Monkeypox is spread primarily through prolonged close skin-to-skin contact. Symptoms include rashes, fever, headache, muscle aches, swollen lymph nodes, chills, exhaustion, sore throat, congestion and coughing. Few people have died from the current outbreak so far.

SIGA, which has a market capitalization of $1.67 billion, has received $60 million of orders for the drug from around the world to date, said CEO Philip Gomez. Two European countries have purchased the drug and have it available, though they required Siga not to disclose which ones. The company announced earlier this week that the U.S. will buy $26 million more of Tpoxx.

“We have dozens of inquiries we’re working through,” Gomez said.

The drug is not available commercially, but can only be procured through sales to governments, similar to the Covid-19 vaccine.

Tpoxx, a small-molecule drug, targets not just smallpox, but various “orthopox viruses” besides monkeypox, including cowpox, mousepox and camelpox. While smallpox was eradicated in the late 1970s, it is still considered a bioterrorism or biowarfare threat.

“When the government was looking at what agents we should worry about, it was given a material threat determination,” Hruby said. “Society is vulnerable and if employed intentionally or released, the results in society would be catastrophic.”

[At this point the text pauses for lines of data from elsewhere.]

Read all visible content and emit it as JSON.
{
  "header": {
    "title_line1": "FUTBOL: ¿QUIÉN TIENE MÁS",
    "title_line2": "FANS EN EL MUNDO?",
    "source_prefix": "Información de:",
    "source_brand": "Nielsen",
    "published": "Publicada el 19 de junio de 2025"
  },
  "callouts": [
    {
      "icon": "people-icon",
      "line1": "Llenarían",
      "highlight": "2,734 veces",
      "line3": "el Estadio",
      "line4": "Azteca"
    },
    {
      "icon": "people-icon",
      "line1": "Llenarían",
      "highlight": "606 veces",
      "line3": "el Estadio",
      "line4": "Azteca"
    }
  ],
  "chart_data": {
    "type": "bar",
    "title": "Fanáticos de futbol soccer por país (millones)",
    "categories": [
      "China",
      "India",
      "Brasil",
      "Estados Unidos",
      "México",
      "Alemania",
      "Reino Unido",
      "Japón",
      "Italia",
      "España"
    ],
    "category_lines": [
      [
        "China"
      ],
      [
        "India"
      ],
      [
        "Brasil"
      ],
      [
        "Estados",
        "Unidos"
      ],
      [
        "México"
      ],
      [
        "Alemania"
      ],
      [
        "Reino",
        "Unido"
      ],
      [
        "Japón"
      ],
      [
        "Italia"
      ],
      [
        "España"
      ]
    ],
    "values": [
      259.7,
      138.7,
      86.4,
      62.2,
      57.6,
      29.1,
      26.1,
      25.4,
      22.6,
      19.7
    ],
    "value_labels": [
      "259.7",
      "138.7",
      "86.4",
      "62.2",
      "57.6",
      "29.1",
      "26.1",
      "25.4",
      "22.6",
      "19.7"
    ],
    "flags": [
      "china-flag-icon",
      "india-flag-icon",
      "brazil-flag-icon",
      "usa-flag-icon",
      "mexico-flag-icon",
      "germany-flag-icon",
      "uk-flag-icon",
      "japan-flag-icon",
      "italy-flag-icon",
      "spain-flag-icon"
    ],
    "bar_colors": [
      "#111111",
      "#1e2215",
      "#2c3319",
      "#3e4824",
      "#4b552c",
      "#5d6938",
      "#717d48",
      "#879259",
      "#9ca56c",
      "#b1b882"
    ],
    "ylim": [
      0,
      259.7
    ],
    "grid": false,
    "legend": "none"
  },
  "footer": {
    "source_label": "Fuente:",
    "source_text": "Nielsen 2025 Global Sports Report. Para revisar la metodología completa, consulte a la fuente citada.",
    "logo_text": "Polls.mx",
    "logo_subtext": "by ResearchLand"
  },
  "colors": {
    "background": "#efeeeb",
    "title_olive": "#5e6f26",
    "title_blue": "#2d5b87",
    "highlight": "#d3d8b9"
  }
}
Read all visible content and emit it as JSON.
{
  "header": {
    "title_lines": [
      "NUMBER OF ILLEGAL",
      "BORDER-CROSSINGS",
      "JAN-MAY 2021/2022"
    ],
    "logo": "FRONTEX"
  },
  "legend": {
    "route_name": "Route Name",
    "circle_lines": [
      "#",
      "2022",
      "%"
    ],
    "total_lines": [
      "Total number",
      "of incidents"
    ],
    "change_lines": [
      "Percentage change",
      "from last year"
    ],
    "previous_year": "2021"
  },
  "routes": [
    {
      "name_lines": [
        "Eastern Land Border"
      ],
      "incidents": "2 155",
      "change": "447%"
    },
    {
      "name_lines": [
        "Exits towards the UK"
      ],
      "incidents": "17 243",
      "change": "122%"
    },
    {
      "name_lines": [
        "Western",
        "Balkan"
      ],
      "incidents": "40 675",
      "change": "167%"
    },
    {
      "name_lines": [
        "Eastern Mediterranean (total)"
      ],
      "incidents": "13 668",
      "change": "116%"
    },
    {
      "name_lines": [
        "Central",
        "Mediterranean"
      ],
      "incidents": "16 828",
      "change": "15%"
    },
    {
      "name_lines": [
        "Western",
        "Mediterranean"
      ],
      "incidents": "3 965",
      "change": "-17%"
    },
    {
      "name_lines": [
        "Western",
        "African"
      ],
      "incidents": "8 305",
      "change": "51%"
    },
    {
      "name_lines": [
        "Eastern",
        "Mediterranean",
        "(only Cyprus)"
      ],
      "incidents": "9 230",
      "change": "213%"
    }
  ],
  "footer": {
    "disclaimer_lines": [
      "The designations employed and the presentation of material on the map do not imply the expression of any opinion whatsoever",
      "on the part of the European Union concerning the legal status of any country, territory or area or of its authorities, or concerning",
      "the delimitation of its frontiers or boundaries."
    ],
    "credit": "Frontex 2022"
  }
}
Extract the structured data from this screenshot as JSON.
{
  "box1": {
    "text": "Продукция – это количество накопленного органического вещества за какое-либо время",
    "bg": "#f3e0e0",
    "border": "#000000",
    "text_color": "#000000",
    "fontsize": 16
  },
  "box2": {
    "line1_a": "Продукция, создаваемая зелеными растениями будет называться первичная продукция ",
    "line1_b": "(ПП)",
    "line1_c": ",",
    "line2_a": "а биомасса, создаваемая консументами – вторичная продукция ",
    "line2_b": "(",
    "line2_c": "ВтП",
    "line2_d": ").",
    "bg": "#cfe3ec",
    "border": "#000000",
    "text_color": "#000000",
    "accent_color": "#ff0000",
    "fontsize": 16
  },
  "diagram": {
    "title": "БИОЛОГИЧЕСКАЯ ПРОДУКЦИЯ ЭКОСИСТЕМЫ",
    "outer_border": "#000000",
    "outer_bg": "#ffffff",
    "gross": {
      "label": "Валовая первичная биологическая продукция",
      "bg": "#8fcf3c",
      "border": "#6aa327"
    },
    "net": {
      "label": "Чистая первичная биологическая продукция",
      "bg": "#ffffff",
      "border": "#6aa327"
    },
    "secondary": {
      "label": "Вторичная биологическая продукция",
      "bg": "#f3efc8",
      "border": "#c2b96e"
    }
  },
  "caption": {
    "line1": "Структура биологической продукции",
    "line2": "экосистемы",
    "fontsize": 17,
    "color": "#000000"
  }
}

Siga’s corporate headquarters is in New York, but the R&D takes place in Corvallis, where Hruby heads a team of about 30, with 10 more hires on the horizon.

Hruby taught at Oregon State University for 28 years. He moved to New York to work for another vaccine-related startup, which wasn’t successful. He moved back to Oregon in 1996, then another company bought the IP from Viropharma and founded Siga, which went public in 1997. All R&D activities that led to Tpoxx approval were carried out by Siga in Corvallis.

As Hruby sees it, Tpoxx is one piece of a larger arsenal in the fight against monkeypox.

“We’re confident it will work,” Hruby said. “It’s a combination of good diagnostics to see who is infected, utilizing vaccines to prevent further infection and using the drug to treat those who have been infected. If we bring all these tools to bear, we have a chance to contain the current outbreak.”

Siga shares were trading at $22.90 on Wednesday, up 11 cents. Its shares have tripled in value this year.